Supreme Court destroys consumer class actions in AT&T Mobility v Concepcion

Wednesday may go down in (obscure, legal) history as the Supreme Court today decided a case that will probably make it into 1L contract books for next year.

The case was a class action suit against AT&T by a class alleging it was overcharged, forced to pay sales tax on a phone AT&T claimed was free. AT&T, however, challenged the class action by claiming the contract signed with AT&T by customers contained a clause that required arbitration, and prohibited proceeding through the process as a class. So, basically, if AT&T’s contract was allowed to stand, you couldn’t sue them as a class of consumers. Which would mean that every company would copy the contract structure, and essentially end consumer class actions.

And no surprises here: The Supreme Court, led by Scalia, refused to follow the lower court’s choice to toss the contract clause as unconscionable, and ended consumer class actions for all of us. It was close, 5-4, but just not enough Obama appointees to push the major public policy implications this ruling would have.

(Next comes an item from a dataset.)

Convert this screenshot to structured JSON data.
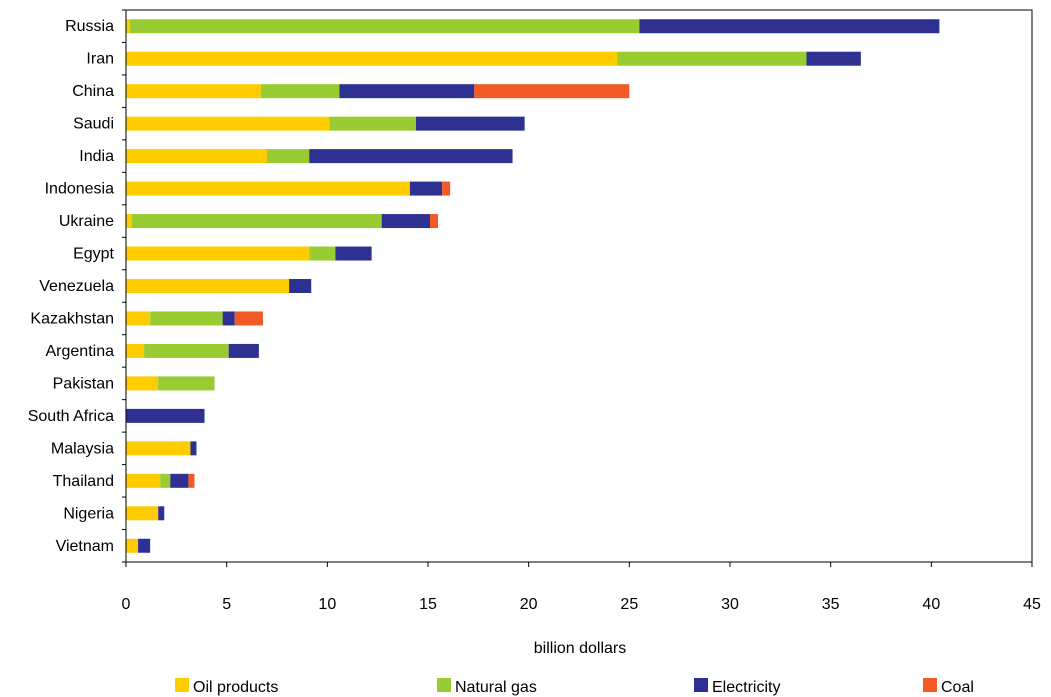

The real problem here is with contracts of adhesion/click-wrap/all the other forms of contract one party spends money to make and the other party reviews in less than 2 seconds. We can’t cut back on those sorts of contracts too far: they do, indeed, allow our favorite companies to release themselves from all sorts of liability while getting us cool products, and you can’t ask AT&T to negotiate an individual contract with every subscriber. But courts need to look at contract clauses COMPLETELY differently if they are in a contract where one party spent zero seconds reading it and the other spend millions preparing it. It has to matter that one party is inoculating itself from all sorts of lawsuits, and the other party really doesn’t have any choice but to accept (can’t exactly find a phone company that DOES negotiate an individual contract with you, and if you dont have an iphone, you dont have an iphone). And it just HAS to matter that nobody who signed AT&T’s contract would have known they just forfeited their chance to sue AT&T.